3. Results and Discussion

We regularly use QPLOT in our sequencing projects including whole genome sequencing, RNA-seq, and targeted sequencing. Results for one Illumina run in a whole genome low pass sequencing study are shown in Figure 1. In this run the reported base quality scores deviate from empirically assessed quality, indicating that base quality recalibration is recommended (Figure 1(a)). As expected, empirical base quality scores decrease with increasing position along reads (Figure 1(b)), which is typical of Illumina sequencing. However at position 36 empirical quality scores appear to increase, an artifact of the −q 15 option used in BWA [13] when mapping these data.
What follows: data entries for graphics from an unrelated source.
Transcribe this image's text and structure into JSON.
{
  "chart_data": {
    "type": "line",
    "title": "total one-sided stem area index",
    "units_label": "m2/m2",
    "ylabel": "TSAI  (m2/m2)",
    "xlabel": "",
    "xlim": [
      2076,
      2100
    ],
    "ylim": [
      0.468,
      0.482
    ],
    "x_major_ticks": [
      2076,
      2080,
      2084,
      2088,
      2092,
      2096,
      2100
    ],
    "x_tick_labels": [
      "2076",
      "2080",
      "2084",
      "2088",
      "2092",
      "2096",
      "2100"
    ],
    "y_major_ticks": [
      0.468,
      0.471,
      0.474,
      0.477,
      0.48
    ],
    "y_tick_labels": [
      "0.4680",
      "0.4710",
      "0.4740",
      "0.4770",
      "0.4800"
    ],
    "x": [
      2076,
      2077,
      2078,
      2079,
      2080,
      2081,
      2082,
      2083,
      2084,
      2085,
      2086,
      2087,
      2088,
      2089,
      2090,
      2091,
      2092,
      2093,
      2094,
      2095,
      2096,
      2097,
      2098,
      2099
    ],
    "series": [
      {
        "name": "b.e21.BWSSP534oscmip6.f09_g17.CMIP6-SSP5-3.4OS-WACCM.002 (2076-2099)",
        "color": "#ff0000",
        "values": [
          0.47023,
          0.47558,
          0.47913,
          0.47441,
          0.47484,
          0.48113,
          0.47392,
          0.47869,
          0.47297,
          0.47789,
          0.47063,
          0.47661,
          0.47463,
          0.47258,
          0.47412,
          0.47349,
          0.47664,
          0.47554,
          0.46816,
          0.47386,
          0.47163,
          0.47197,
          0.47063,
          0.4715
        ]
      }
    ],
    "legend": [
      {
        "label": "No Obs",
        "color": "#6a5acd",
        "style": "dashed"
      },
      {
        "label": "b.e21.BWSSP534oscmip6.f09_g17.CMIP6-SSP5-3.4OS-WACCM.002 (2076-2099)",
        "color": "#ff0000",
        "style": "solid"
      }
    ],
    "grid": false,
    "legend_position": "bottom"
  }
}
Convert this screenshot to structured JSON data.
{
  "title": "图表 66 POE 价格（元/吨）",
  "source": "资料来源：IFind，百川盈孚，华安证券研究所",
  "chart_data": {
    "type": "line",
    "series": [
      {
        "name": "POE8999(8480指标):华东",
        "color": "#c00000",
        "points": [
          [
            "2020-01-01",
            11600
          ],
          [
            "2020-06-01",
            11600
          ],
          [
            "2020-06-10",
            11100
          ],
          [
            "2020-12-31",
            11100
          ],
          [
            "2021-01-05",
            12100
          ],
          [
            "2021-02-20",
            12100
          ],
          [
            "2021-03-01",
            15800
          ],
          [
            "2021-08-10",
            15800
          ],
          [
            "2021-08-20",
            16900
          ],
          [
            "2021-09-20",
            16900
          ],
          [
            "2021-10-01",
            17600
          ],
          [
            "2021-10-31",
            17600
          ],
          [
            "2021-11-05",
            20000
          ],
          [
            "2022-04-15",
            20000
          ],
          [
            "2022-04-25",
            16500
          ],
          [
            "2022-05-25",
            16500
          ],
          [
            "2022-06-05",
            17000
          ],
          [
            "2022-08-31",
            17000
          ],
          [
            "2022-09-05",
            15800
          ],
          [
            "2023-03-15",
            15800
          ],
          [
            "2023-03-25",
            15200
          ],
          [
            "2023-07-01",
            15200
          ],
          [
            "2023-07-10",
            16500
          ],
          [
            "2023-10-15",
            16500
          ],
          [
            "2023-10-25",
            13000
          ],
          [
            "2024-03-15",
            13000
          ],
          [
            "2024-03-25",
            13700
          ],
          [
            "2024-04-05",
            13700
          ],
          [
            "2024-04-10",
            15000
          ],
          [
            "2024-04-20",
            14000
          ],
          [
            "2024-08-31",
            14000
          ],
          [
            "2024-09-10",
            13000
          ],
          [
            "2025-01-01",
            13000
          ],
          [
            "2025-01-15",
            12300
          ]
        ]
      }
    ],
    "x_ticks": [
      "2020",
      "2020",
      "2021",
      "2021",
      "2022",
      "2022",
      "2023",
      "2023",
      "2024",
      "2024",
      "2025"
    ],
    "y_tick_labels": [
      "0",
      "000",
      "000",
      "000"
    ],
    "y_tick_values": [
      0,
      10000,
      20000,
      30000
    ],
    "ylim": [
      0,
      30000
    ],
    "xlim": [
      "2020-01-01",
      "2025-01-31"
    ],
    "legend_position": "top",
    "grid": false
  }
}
The −q 15 option trims portions of reads with base quality <15, but always leaves at least 36 bases in each read (in our experience, this option increases the fraction of mapped reads and the number of mapped high quality bases). In this run, sequences with very high or very low GC content are underrepresented (below 1 in the relative depth curve, Figure 1(c)). Assessment of paired reads shows a distribution of insert sizes with peaks ranging from ~240 bp to ~300 bp (Figure 1(d)). In this case, since reads are 120 bases long, many paired reads overlap (particularly in lanes 1, 3, 5, and 7);these overlaps, if ignored, can result in PCR artifacts that look like sequence variants—suggesting that the protocol might be tweaked to increase library insert sizes. When we compared metrics generated by evaluating the complete data and those extrapolated from random 5 Mb segments of the genome, the two sets of summary statistics were remarkably similar (see QPLOT webpage, e.g.), but computing time was reduced from 38 minutes to 13 minutes.

In a second example, Figure 2 summarizes the results of an RNA-sequencing run. Here, empirical base quality scores are unexpectedly low near the beginning of each read (Figure 2(a)). When we remapped all reads after trimming the first several bases, the same pattern was repeated, suggesting that the observation is not due to high sequencing error rates or residual adapter sequences (trimming and remapping usually solve problems with residual adapter sequences, in our experience). Instead, the observation is the result of alignment artifacts when exon boundaries fall near the beginning or end of reads, a common problem in RNA-sequencing analyses. To avoid artifacts in downstream analyses, we suggest trimming the beginning and end bases of each read after mapping. Figure 2(b) shows that lane 7 has a GC content pattern that is dramatically different from the others, recommending great caution before comparing gene expression levels estimated for that sample and the others [14].

4. Conclusions

NGS has revolutionized the way genomics and biomedical studies are conducted. However the technologies are still rapidly evolving, and analysis of NGS data is challenging. Simple and convenient tools are important to help monitor data production and processing. Here we describe QPLOT, a computationally efficient tool that we hope will be helpful in quality assessment and diagnosis of NGS performance. We hope that information conveyed in these plots and statistics will facilitate the understanding of sequencing data to enable improved downstream processing and constant quality improvements.

Authors’ Contribution

Bingshan Li and Xiaowei Zhan should be regarded as joint first authors.

Acknowledgments

The authors would like to thank the University of Michigan DNA Sequencing Core, especially Brendan Tarrier and Christine Brennan, for their helpful feedbacks on QPLOT.